I am from silent and sensitive, from noisy and hilarious, from dreamer and homebody.

I am from still summer nights, and far away train whistles.

I am from all those and more.

A Insurrection of Words

My trusted words betray me

They’ve turned fickle and finicky,

Slippery to my grasp;

I reach for them to stand them in their proper place

But they slide from my hands like elusive lizards,

Leaving me stupidly holding the tail in my hands.

They refuse to stand still, climbing all over the page

Jumping like those quintuplet monkeys on the bed

Mocking me, laughing at my efforts to pin them into thoughts

Climbing out the window, taking any scrap of created thought with them.

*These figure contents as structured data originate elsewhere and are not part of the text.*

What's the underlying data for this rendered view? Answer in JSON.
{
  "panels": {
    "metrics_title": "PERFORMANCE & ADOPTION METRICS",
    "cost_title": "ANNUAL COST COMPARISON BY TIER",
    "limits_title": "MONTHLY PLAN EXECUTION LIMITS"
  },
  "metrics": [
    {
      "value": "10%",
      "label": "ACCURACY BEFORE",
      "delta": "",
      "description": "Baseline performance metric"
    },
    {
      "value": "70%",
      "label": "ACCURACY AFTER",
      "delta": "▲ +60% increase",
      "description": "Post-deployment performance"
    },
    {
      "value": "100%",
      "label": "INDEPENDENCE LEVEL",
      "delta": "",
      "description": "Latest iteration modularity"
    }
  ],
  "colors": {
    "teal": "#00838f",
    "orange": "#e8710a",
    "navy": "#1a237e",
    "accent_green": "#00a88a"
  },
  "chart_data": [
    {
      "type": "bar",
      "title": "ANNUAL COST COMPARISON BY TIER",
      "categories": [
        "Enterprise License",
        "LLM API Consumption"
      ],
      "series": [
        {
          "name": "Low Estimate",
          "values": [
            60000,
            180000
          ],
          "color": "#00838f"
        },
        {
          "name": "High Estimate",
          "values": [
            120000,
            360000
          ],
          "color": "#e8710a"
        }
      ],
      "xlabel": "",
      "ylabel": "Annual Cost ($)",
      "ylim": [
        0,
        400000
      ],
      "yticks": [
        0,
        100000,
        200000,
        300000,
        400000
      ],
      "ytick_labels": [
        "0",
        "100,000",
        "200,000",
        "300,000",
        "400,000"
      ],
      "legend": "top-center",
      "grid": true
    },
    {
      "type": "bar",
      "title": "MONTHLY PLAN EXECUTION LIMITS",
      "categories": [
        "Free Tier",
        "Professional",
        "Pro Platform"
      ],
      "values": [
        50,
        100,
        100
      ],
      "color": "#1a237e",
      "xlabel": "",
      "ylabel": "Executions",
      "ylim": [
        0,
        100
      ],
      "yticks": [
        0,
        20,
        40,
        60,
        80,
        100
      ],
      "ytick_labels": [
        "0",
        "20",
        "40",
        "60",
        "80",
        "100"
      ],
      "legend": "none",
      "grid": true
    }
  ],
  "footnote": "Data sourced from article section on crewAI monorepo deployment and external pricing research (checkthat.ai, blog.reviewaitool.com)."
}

I fight with them, wrestle with them,

Cajole, whisper, and shout.

 

But it all ends in a mess, and I find myself standing confused and distracted, words in chaotic heaps all over the room, furniture overturned in the madcap chase for the right verb, while the proper nouns huddle crying and hurt in the corner, the adverbs swing by their tails from the chandelier, and the adjectives string themselves out across the floor like spaghetti on steroids. And it is right, for how can words say what you want to say when your heart does not even understand what it wants to say?